Un ciliegio, un amore – di Roberta Morandi

Quando una foto ti porta lontano, un ciliegio in fiore ti offre i suoi frutti futuri.
Furono dei lunghi sguardi, intensi, forse inizialmente non complici. Sicuramente assertivi, poi, dopo, molto dopo arrivò la chimica, ma quasi mai le parole.
In fondo a che servono le parole se tutto è già stato detto dagli occhi, da quella luce che arriva fino al cuore, che dà spazio alla chimica da cui non puoi sottrarti.
Vorrei ma non posso, ma si che posso, no, non posso, non devo.
E perché mai non devo?
Figli dei tempi dove tutto si manifesta nel turbinio dell’evoluzione dei pensieri contrapposti alle consuetudini dei padri che ora non contano più nulla, o forse ancora hanno un peso.
Coscienza, autocoscienza, sorellanza, indipendenza, ubbidienza, uniformarsi, ribellarsi. A chi, a cosa?
Facile quando si dice, quando è la bocca a parlare, belle frasi fra compagne, amiche, sorelle.
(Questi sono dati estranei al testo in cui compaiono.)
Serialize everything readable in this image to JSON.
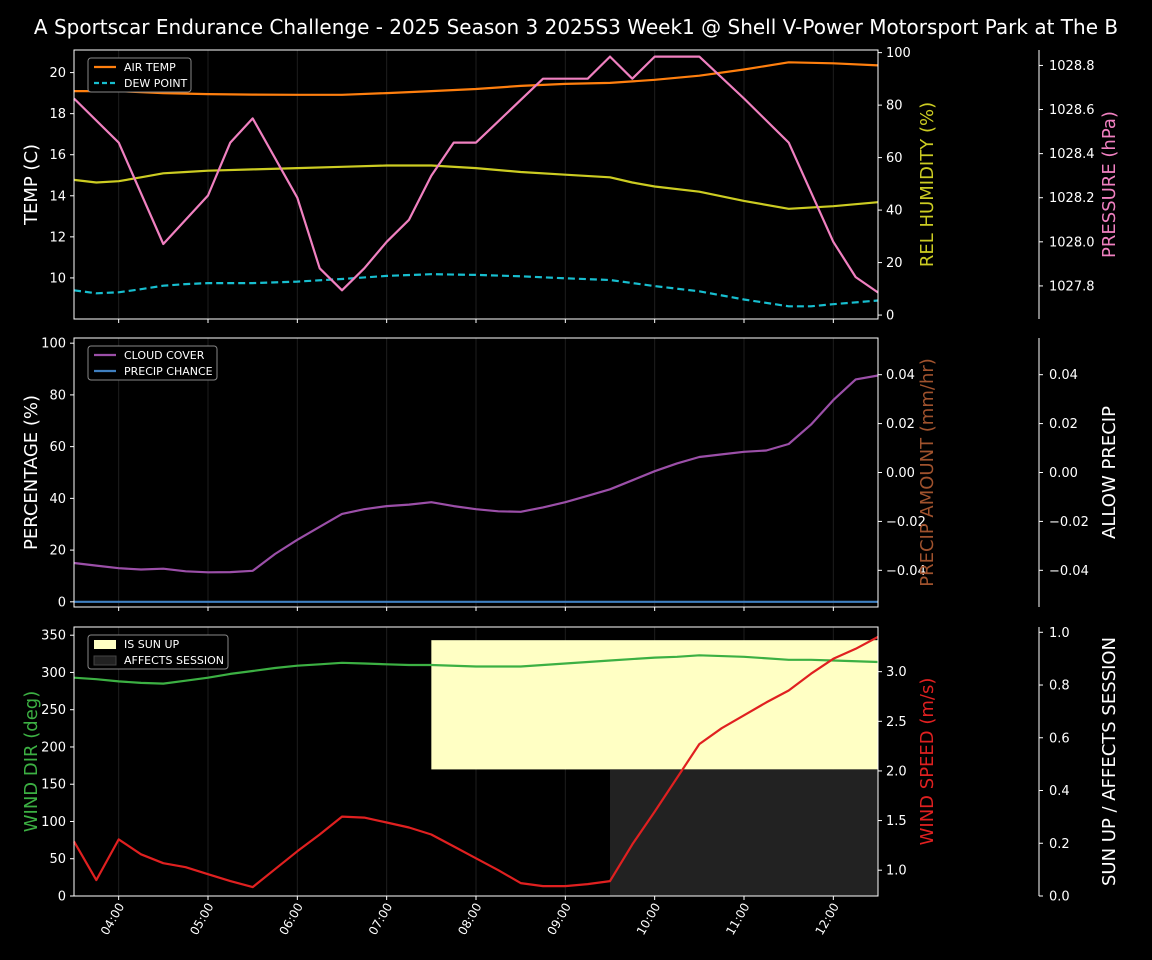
{
  "title": "A Sportscar Endurance Challenge - 2025 Season 3 2025S3 Week1 @ Shell V-Power Motorsport Park at The B",
  "colors": {
    "background": "#000000",
    "axis": "#ffffff",
    "air_temp": "#ff7f0e",
    "dew_point": "#17becf",
    "humidity": "#cccc22",
    "pressure": "#f080c0",
    "cloud_cover": "#9b4fa8",
    "precip_chance": "#3f7fc0",
    "precip_amount_label": "#a0522d",
    "wind_dir": "#3cb043",
    "wind_speed": "#e02020",
    "sun_up": "#ffffc4",
    "affects_session": "#222222"
  },
  "chart_data": [
    {
      "type": "line",
      "panel": "temperature",
      "x_ticks": [
        "04:00",
        "05:00",
        "06:00",
        "07:00",
        "08:00",
        "09:00",
        "10:00",
        "11:00",
        "12:00"
      ],
      "x_range": [
        "03:30",
        "12:30"
      ],
      "ylabel": "TEMP (C)",
      "ylim": [
        8.0,
        21.1
      ],
      "yticks": [
        "10",
        "12",
        "14",
        "16",
        "18",
        "20"
      ],
      "y2label": "REL HUMIDITY (%)",
      "y2lim": [
        -1.5,
        101
      ],
      "y2ticks": [
        "0",
        "20",
        "40",
        "60",
        "80",
        "100"
      ],
      "y3label": "PRESSURE (hPa)",
      "y3lim": [
        1027.65,
        1028.87
      ],
      "y3ticks": [
        "1027.8",
        "1028.0",
        "1028.2",
        "1028.4",
        "1028.6",
        "1028.8"
      ],
      "legend_position": "top-left",
      "legend": [
        "AIR TEMP",
        "DEW POINT"
      ],
      "series": [
        {
          "name": "AIR TEMP",
          "axis": "y",
          "style": "solid",
          "color_key": "air_temp",
          "x": [
            "03:30",
            "04:00",
            "04:30",
            "05:00",
            "05:30",
            "06:00",
            "06:30",
            "07:00",
            "07:30",
            "08:00",
            "08:30",
            "09:00",
            "09:30",
            "10:00",
            "10:30",
            "11:00",
            "11:30",
            "12:00",
            "12:30"
          ],
          "y": [
            19.1,
            19.1,
            19.0,
            18.95,
            18.93,
            18.92,
            18.92,
            19.0,
            19.1,
            19.2,
            19.35,
            19.45,
            19.5,
            19.65,
            19.85,
            20.15,
            20.5,
            20.45,
            20.35
          ]
        },
        {
          "name": "DEW POINT",
          "axis": "y",
          "style": "dashed",
          "color_key": "dew_point",
          "x": [
            "03:30",
            "03:45",
            "04:00",
            "04:15",
            "04:30",
            "04:45",
            "05:00",
            "05:30",
            "06:00",
            "06:30",
            "07:00",
            "07:30",
            "08:00",
            "08:30",
            "09:00",
            "09:30",
            "10:00",
            "10:30",
            "11:00",
            "11:30",
            "11:45",
            "12:00",
            "12:30"
          ],
          "y": [
            9.4,
            9.25,
            9.3,
            9.45,
            9.62,
            9.7,
            9.75,
            9.75,
            9.82,
            9.95,
            10.1,
            10.18,
            10.15,
            10.08,
            9.98,
            9.9,
            9.6,
            9.35,
            8.95,
            8.62,
            8.62,
            8.72,
            8.9
          ]
        },
        {
          "name": "REL HUMIDITY",
          "axis": "y2",
          "style": "solid",
          "color_key": "humidity",
          "x": [
            "03:30",
            "03:45",
            "04:00",
            "04:15",
            "04:30",
            "04:45",
            "05:00",
            "05:30",
            "06:00",
            "06:30",
            "07:00",
            "07:30",
            "08:00",
            "08:30",
            "09:00",
            "09:30",
            "09:45",
            "10:00",
            "10:30",
            "11:00",
            "11:30",
            "12:00",
            "12:30"
          ],
          "y": [
            51.5,
            50.5,
            51,
            52.5,
            54,
            54.5,
            55,
            55.5,
            56,
            56.5,
            57,
            57,
            56,
            54.5,
            53.5,
            52.5,
            50.5,
            49,
            47,
            43.5,
            40.5,
            41.5,
            43
          ]
        },
        {
          "name": "PRESSURE",
          "axis": "y3",
          "style": "solid",
          "color_key": "pressure",
          "x": [
            "03:30",
            "04:00",
            "04:30",
            "05:00",
            "05:15",
            "05:30",
            "06:00",
            "06:15",
            "06:30",
            "06:45",
            "07:00",
            "07:15",
            "07:30",
            "07:45",
            "08:00",
            "08:45",
            "09:00",
            "09:15",
            "09:30",
            "09:45",
            "10:00",
            "10:15",
            "10:30",
            "11:00",
            "11:30",
            "12:00",
            "12:15",
            "12:30"
          ],
          "y": [
            1028.65,
            1028.45,
            1027.99,
            1028.21,
            1028.45,
            1028.56,
            1028.2,
            1027.88,
            1027.78,
            1027.88,
            1028.0,
            1028.1,
            1028.3,
            1028.45,
            1028.45,
            1028.74,
            1028.74,
            1028.74,
            1028.84,
            1028.74,
            1028.84,
            1028.84,
            1028.84,
            1028.65,
            1028.45,
            1028.0,
            1027.84,
            1027.77
          ]
        }
      ]
    },
    {
      "type": "line",
      "panel": "precipitation",
      "x_ticks": [
        "04:00",
        "05:00",
        "06:00",
        "07:00",
        "08:00",
        "09:00",
        "10:00",
        "11:00",
        "12:00"
      ],
      "x_range": [
        "03:30",
        "12:30"
      ],
      "ylabel": "PERCENTAGE (%)",
      "ylim": [
        -2,
        102
      ],
      "yticks": [
        "0",
        "20",
        "40",
        "60",
        "80",
        "100"
      ],
      "y2label": "PRECIP AMOUNT (mm/hr)",
      "y2lim": [
        -0.055,
        0.055
      ],
      "y2ticks": [
        "−0.04",
        "−0.02",
        "0.00",
        "0.02",
        "0.04"
      ],
      "y3label": "ALLOW PRECIP",
      "y3ticks": [
        "−0.04",
        "−0.02",
        "0.00",
        "0.02",
        "0.04"
      ],
      "legend_position": "top-left",
      "legend": [
        "CLOUD COVER",
        "PRECIP CHANCE"
      ],
      "series": [
        {
          "name": "CLOUD COVER",
          "axis": "y",
          "style": "solid",
          "color_key": "cloud_cover",
          "x": [
            "03:30",
            "03:45",
            "04:00",
            "04:15",
            "04:30",
            "04:45",
            "05:00",
            "05:15",
            "05:30",
            "05:45",
            "06:00",
            "06:15",
            "06:30",
            "06:45",
            "07:00",
            "07:15",
            "07:30",
            "07:45",
            "08:00",
            "08:15",
            "08:30",
            "08:45",
            "09:00",
            "09:15",
            "09:30",
            "09:45",
            "10:00",
            "10:15",
            "10:30",
            "10:45",
            "11:00",
            "11:15",
            "11:30",
            "11:45",
            "12:00",
            "12:15",
            "12:30"
          ],
          "y": [
            15,
            14,
            13,
            12.5,
            12.8,
            11.8,
            11.4,
            11.5,
            12,
            18.5,
            24,
            29,
            34,
            35.8,
            37,
            37.6,
            38.5,
            37,
            35.8,
            35,
            34.8,
            36.5,
            38.5,
            41,
            43.5,
            47,
            50.5,
            53.5,
            56,
            57,
            58,
            58.5,
            61,
            68.5,
            78,
            86,
            87.5
          ]
        },
        {
          "name": "PRECIP CHANCE",
          "axis": "y",
          "style": "solid",
          "color_key": "precip_chance",
          "x": [
            "03:30",
            "12:30"
          ],
          "y": [
            0,
            0
          ]
        }
      ]
    },
    {
      "type": "line",
      "panel": "wind",
      "x_ticks": [
        "04:00",
        "05:00",
        "06:00",
        "07:00",
        "08:00",
        "09:00",
        "10:00",
        "11:00",
        "12:00"
      ],
      "x_range": [
        "03:30",
        "12:30"
      ],
      "ylabel": "WIND DIR (deg)",
      "ylim": [
        0,
        361
      ],
      "yticks": [
        "0",
        "50",
        "100",
        "150",
        "200",
        "250",
        "300",
        "350"
      ],
      "y2label": "WIND SPEED (m/s)",
      "y2lim": [
        0.74,
        3.45
      ],
      "y2ticks": [
        "1.0",
        "1.5",
        "2.0",
        "2.5",
        "3.0"
      ],
      "y3label": "SUN UP / AFFECTS SESSION",
      "y3lim": [
        0.0,
        1.02
      ],
      "y3ticks": [
        "0.0",
        "0.2",
        "0.4",
        "0.6",
        "0.8",
        "1.0"
      ],
      "legend_position": "top-left",
      "legend": [
        "IS SUN UP",
        "AFFECTS SESSION"
      ],
      "regions": [
        {
          "name": "IS SUN UP",
          "from": "07:30",
          "to": "12:30",
          "low": 0.48,
          "high": 0.97,
          "color_key": "sun_up"
        },
        {
          "name": "AFFECTS SESSION",
          "from": "09:30",
          "to": "12:30",
          "low": 0.0,
          "high": 0.48,
          "color_key": "affects_session"
        }
      ],
      "series": [
        {
          "name": "WIND DIR",
          "axis": "y",
          "style": "solid",
          "color_key": "wind_dir",
          "x": [
            "03:30",
            "03:45",
            "04:00",
            "04:15",
            "04:30",
            "04:45",
            "05:00",
            "05:15",
            "05:30",
            "05:45",
            "06:00",
            "06:15",
            "06:30",
            "06:45",
            "07:00",
            "07:15",
            "07:30",
            "08:00",
            "08:30",
            "09:00",
            "09:30",
            "10:00",
            "10:15",
            "10:30",
            "11:00",
            "11:30",
            "11:45",
            "12:00",
            "12:30"
          ],
          "y": [
            293,
            291,
            288,
            286,
            285,
            289,
            293,
            298,
            302,
            306,
            309,
            311,
            313,
            312,
            311,
            310,
            310,
            308,
            308,
            312,
            316,
            320,
            321,
            323,
            321,
            317,
            317,
            316,
            314
          ]
        },
        {
          "name": "WIND SPEED",
          "axis": "y2",
          "style": "solid",
          "color_key": "wind_speed",
          "x": [
            "03:30",
            "03:45",
            "04:00",
            "04:15",
            "04:30",
            "04:45",
            "05:00",
            "05:15",
            "05:30",
            "05:45",
            "06:00",
            "06:15",
            "06:30",
            "06:45",
            "07:00",
            "07:15",
            "07:30",
            "07:45",
            "08:00",
            "08:15",
            "08:30",
            "08:45",
            "09:00",
            "09:15",
            "09:30",
            "09:45",
            "10:00",
            "10:15",
            "10:30",
            "10:45",
            "11:00",
            "11:15",
            "11:30",
            "11:45",
            "12:00",
            "12:15",
            "12:30"
          ],
          "y": [
            1.29,
            0.9,
            1.31,
            1.16,
            1.07,
            1.03,
            0.96,
            0.89,
            0.83,
            1.01,
            1.19,
            1.36,
            1.54,
            1.53,
            1.48,
            1.43,
            1.36,
            1.24,
            1.12,
            1.0,
            0.87,
            0.84,
            0.84,
            0.86,
            0.89,
            1.26,
            1.59,
            1.93,
            2.27,
            2.43,
            2.56,
            2.69,
            2.81,
            2.98,
            3.13,
            3.23,
            3.35
          ]
        }
      ]
    }
  ]
}
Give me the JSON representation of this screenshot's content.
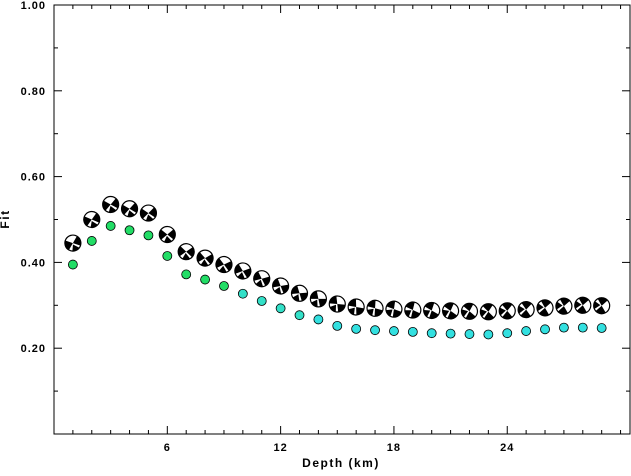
{
  "chart_data": {
    "type": "scatter",
    "xlabel": "Depth (km)",
    "ylabel": "Fit",
    "xlim": [
      0,
      30.5
    ],
    "ylim": [
      0,
      1.0
    ],
    "x_ticks": [
      6,
      12,
      18,
      24
    ],
    "x_tick_labels": [
      "6",
      "12",
      "18",
      "24"
    ],
    "y_ticks": [
      0.2,
      0.4,
      0.6,
      0.8,
      1.0
    ],
    "y_tick_labels": [
      "0.20",
      "0.40",
      "0.60",
      "0.80",
      "1.00"
    ],
    "grid": false,
    "colors": {
      "green_marker": "#22dd66",
      "cyan_marker": "#33e0e0",
      "beachball_fill": "#000000",
      "axis": "#000000"
    },
    "series": [
      {
        "marker": "mechanism-beachball",
        "x": [
          1,
          2,
          3,
          4,
          5,
          6,
          7,
          8,
          9,
          10,
          11,
          12,
          13,
          14,
          15,
          16,
          17,
          18,
          19,
          20,
          21,
          22,
          23,
          24,
          25,
          26,
          27,
          28,
          29
        ],
        "values": [
          0.445,
          0.5,
          0.535,
          0.525,
          0.515,
          0.465,
          0.425,
          0.41,
          0.395,
          0.38,
          0.362,
          0.345,
          0.328,
          0.315,
          0.303,
          0.296,
          0.293,
          0.291,
          0.289,
          0.288,
          0.287,
          0.286,
          0.285,
          0.287,
          0.29,
          0.294,
          0.298,
          0.3,
          0.299
        ]
      },
      {
        "marker": "filled-circle",
        "x": [
          1,
          2,
          3,
          4,
          5,
          6,
          7,
          8,
          9,
          10,
          11,
          12,
          13,
          14,
          15,
          16,
          17,
          18,
          19,
          20,
          21,
          22,
          23,
          24,
          25,
          26,
          27,
          28,
          29
        ],
        "values": [
          0.395,
          0.45,
          0.485,
          0.475,
          0.463,
          0.415,
          0.372,
          0.36,
          0.345,
          0.327,
          0.31,
          0.293,
          0.277,
          0.267,
          0.252,
          0.245,
          0.242,
          0.24,
          0.238,
          0.235,
          0.234,
          0.233,
          0.232,
          0.235,
          0.24,
          0.244,
          0.248,
          0.248,
          0.247
        ],
        "marker_colors": [
          "#22dd66",
          "#22dd66",
          "#22dd66",
          "#22dd66",
          "#22dd66",
          "#22dd66",
          "#22dd66",
          "#22dd66",
          "#22dd66",
          "#33e0c8",
          "#33e0c8",
          "#33e0c8",
          "#33e0c8",
          "#33e0e0",
          "#33e0e0",
          "#33e0e0",
          "#33e0e0",
          "#33e0e0",
          "#33e0e0",
          "#33e0e0",
          "#33e0e0",
          "#33e0e0",
          "#33e0e0",
          "#33e0e0",
          "#33e0e0",
          "#33e0e0",
          "#33e0e0",
          "#33e0e0",
          "#33e0e0"
        ]
      }
    ],
    "beachball_rotation_deg": [
      -60,
      -55,
      -50,
      -48,
      -45,
      -40,
      -35,
      -30,
      -25,
      -20,
      -15,
      -10,
      -5,
      0,
      5,
      10,
      15,
      20,
      25,
      30,
      35,
      40,
      45,
      50,
      55,
      60,
      60,
      60,
      60
    ]
  }
}
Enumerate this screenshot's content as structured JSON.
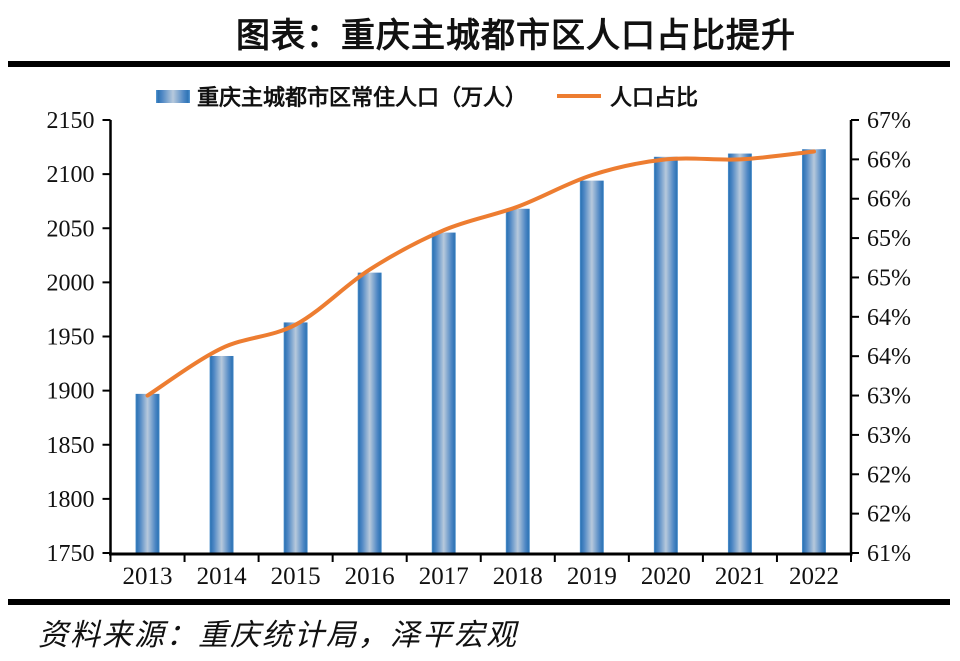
{
  "header": {
    "title": "图表：重庆主城都市区人口占比提升"
  },
  "legend": {
    "bar_label": "重庆主城都市区常住人口（万人）",
    "line_label": "人口占比"
  },
  "source": {
    "text": "资料来源：重庆统计局，泽平宏观"
  },
  "colors": {
    "bar_edge": "#2E74B5",
    "bar_light": "#5B9BD5",
    "bar_center": "#B7C9DC",
    "line": "#ED7D31",
    "axis": "#000000",
    "text": "#111111"
  },
  "chart_data": {
    "type": "bar",
    "subtype": "bar+line dual axis",
    "title": "图表：重庆主城都市区人口占比提升",
    "categories": [
      "2013",
      "2014",
      "2015",
      "2016",
      "2017",
      "2018",
      "2019",
      "2020",
      "2021",
      "2022"
    ],
    "series": [
      {
        "name": "重庆主城都市区常住人口（万人）",
        "type": "bar",
        "axis": "left",
        "values": [
          1897,
          1932,
          1963,
          2009,
          2046,
          2068,
          2094,
          2116,
          2119,
          2123
        ]
      },
      {
        "name": "人口占比",
        "type": "line",
        "axis": "right",
        "values": [
          63.0,
          63.6,
          63.9,
          64.6,
          65.1,
          65.4,
          65.8,
          66.0,
          66.0,
          66.1
        ]
      }
    ],
    "left_axis": {
      "min": 1750,
      "max": 2150,
      "step": 50,
      "tick_labels": [
        "2150",
        "2100",
        "2050",
        "2000",
        "1950",
        "1900",
        "1850",
        "1800",
        "1750"
      ]
    },
    "right_axis": {
      "min": 61,
      "max": 66.5,
      "step": 0.5,
      "tick_labels": [
        "67%",
        "66%",
        "66%",
        "65%",
        "65%",
        "64%",
        "64%",
        "63%",
        "63%",
        "62%",
        "62%",
        "61%"
      ]
    },
    "xlabel": "",
    "ylabel": "",
    "grid": false,
    "legend_position": "top"
  }
}
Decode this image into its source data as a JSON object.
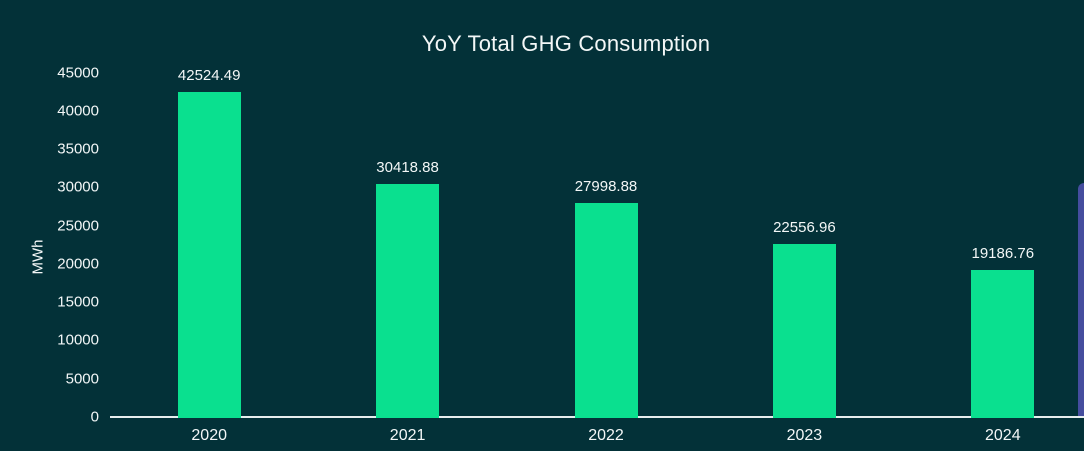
{
  "chart_data": {
    "type": "bar",
    "title": "YoY Total GHG Consumption",
    "ylabel": "MWh",
    "xlabel": "",
    "categories": [
      "2020",
      "2021",
      "2022",
      "2023",
      "2024"
    ],
    "values": [
      42524.49,
      30418.88,
      27998.88,
      22556.96,
      19186.76
    ],
    "value_labels": [
      "42524.49",
      "30418.88",
      "27998.88",
      "22556.96",
      "19186.76"
    ],
    "ylim": [
      0,
      45000
    ],
    "ytick_labels": [
      "0",
      "5000",
      "10000",
      "15000",
      "20000",
      "25000",
      "30000",
      "35000",
      "40000",
      "45000"
    ],
    "grid": false,
    "legend": "none",
    "colors": {
      "background": "#033138",
      "bar": "#0ae08f",
      "text": "#f3f7f7",
      "axis_line": "#e6eded",
      "adjacent_card_edge": "#454d9e"
    }
  }
}
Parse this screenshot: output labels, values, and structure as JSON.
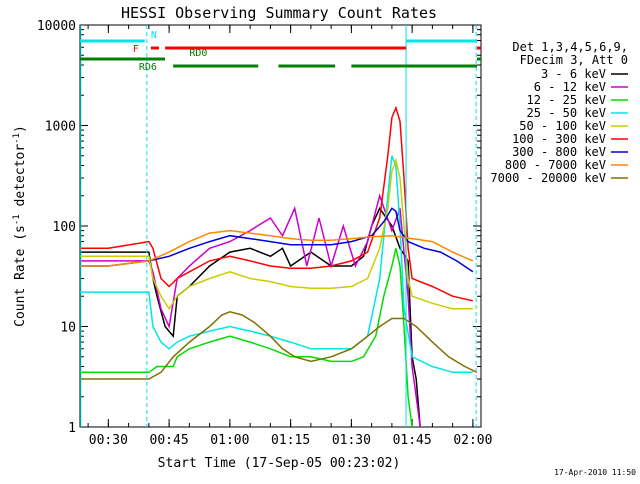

Agire è altro, senti il divario, la dicotomia che si configura nel mettere in atto un pensiero emergente ma non del tutto assimilato, compreso, condiviso.
Ecco condiviso.
Chimica che scorre, ci raggiunge, ci travolge e ci sorprende.
A pelle.
Il turbine dei sensi spinti da una forza incontrollabile.
Estasi irripetibile, terrena, le cui catene avvinghiano l’essere alla prigione dei corpi materiali.
Quanto tempo?
Infinito.
Un battito di ciglia.
Le parole hanno un senso di verità, di complicità.
Si confondono e si frammentano nei giorni, negli anni.
Le dita si intrecciano, gli sguardi s’incrociano più complici, le mani carezzano anfratti conosciuti, già esplorati eppur nuovi.
C’è ancora del nuovo nella conoscenza, le parole si sommano alle conferme e tutto si fonde nella quotidianità.